His return made an immediate difference for the Nets in the first half, but they couldn’t keep the Pistons off the backboards down the stretch, allowing them to come back.

Monroe had 17 points for the Pistons, who surrendered a 21-1 run in the second quarter, wiped out the Nets’ lead by the end of the third, went ahead in the closing minutes of the fourth, but couldn’t hold on to give coach Lawrence Frank, a Jersey guy and former Nets coach, a victory in his first game in Brooklyn.

“We showed great resolve, great fight and we competed extremely hard,” Frank said. “There’s no one there that’s happy with the consolation prize, (but) disappointed that we came up short because we know we got it in both regulation and overtime. We got the stop, We just couldn’t finish the play.”

Detroit, which lost a basket to a shot-clock violation after a video review, blew a six-point lead in the final 90 seconds of regulation. Stuckey had three baskets in the first extra period to give Detroit a two-point lead with 41 seconds left, before Johnson tied it on a floater with 18 seconds remaining. Stuckey then missed a jumper that could have won it.

Trailing by four in the second quarter, the Nets blew by the Pistons with the big run that gave them a 54-38 lead on Blatche’s layup with 2:38 to play. Brooklyn extended it to 17 points later in the period and was ahead 59-47 at halftime.

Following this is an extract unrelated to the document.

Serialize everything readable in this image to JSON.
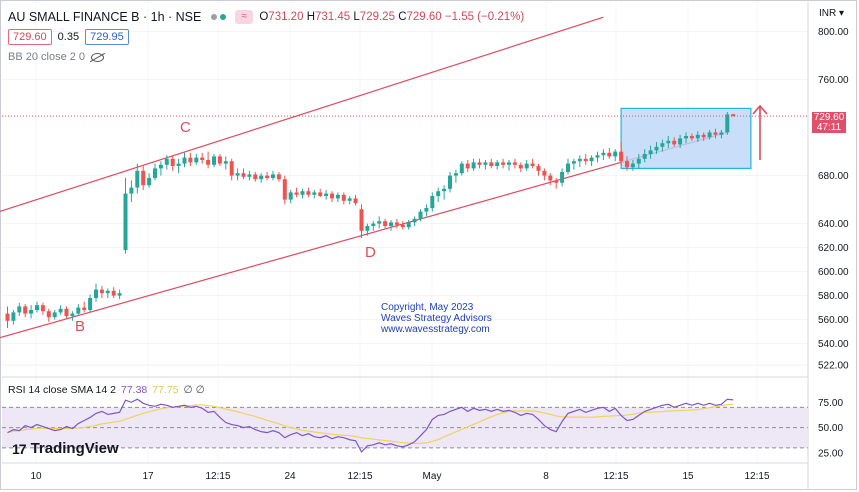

Notes: The Nets played without Jerry Stackhouse, who had a sore right knee. Johnson said Stackhouse was hurt when his leg crashed into Jason Kidd’s on Kidd’s tiebreaking 3-pointer with 24 seconds left in the Knicks’ 100-97 victory here on Tuesday. Stackhouse was called for a foul on the play. Johnson called the collision a “rough tumble.” … Frank, who coached the Nets from 2004 until early in the 2009-10 season, praised the Barclays Center, saying he’d been invited by the Nets to attend one of the Jay-Z concerts that opened the building in September.